Phonology tab
Choose which tokens to analyse and (optionally) how to limit them, then pick a single view. Each token is normalised (diacritics stripped, final ς→σ) and syllabified by the maximal-onset principle; the segmental and syllabic views are derived from that single pass, so their numbers are mutually consistent.
- Segments: frequencies, positional distribution inside the word (including the final law read directly off the corpus), bigram phonotactics with over- and under-represented transitions (PMI), and the functional load of each segment contrast measured by minimal pairs.
- Syllable structure: shapes, cluster inventories, and the sonority contour of complex onsets, with the non-rising exceptions itemised.
- Prosody and sandhi: the views that go beyond orthography by reading the merged metrical record: weight by nature checked against weight by position (surfacing muta cum liquida and correption), the dichrona α ι υ resolved by how they scan, accent placement against the limitation laws, and elision and hiatus at word junctures in verse order.
1. What to analyze
Choose which tokens to analyse and (optionally) limit them, then run. For full control, open Advanced.

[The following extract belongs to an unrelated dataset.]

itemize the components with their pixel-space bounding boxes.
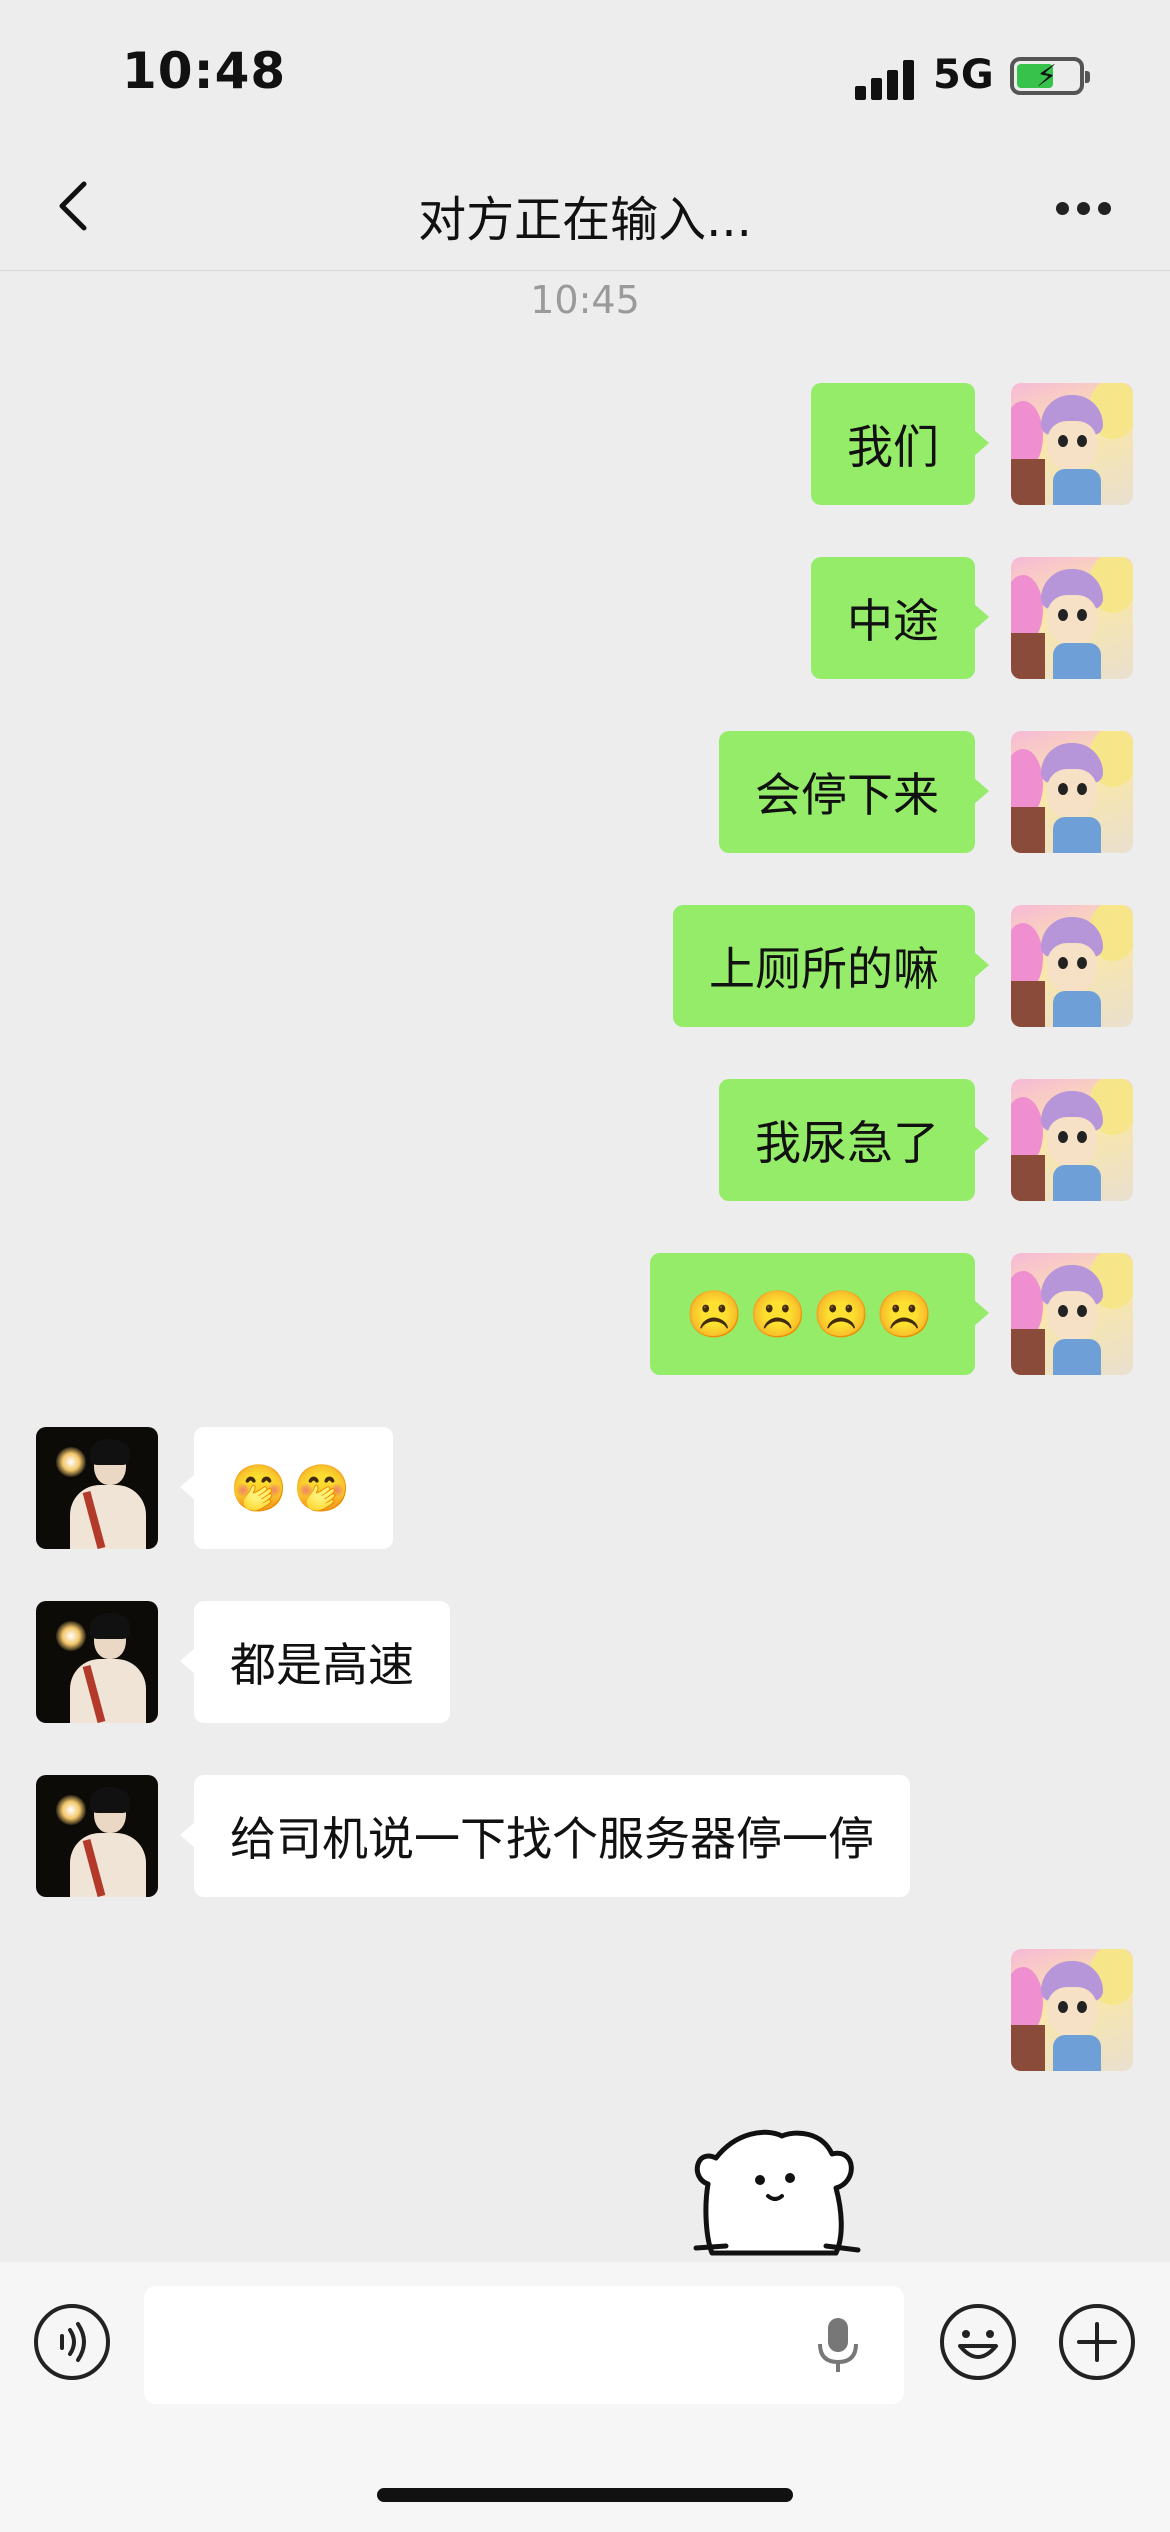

A read-only query selecting the tokens to analyse; it must return at least one text column of word forms. Ctrl/Cmd+Enter runs.
Waiting for corpus…
2. Phonological view
Note: the segmental and syllabic views are heuristic analyses over normalized orthography (letters as phoneme proxies, orthographic syllabification), not a reconstruction of Ancient Greek phonology. The views under “Prosody and sandhi” additionally read the corpus itself: the per-word metrical record, the accented forms, and word order in the line.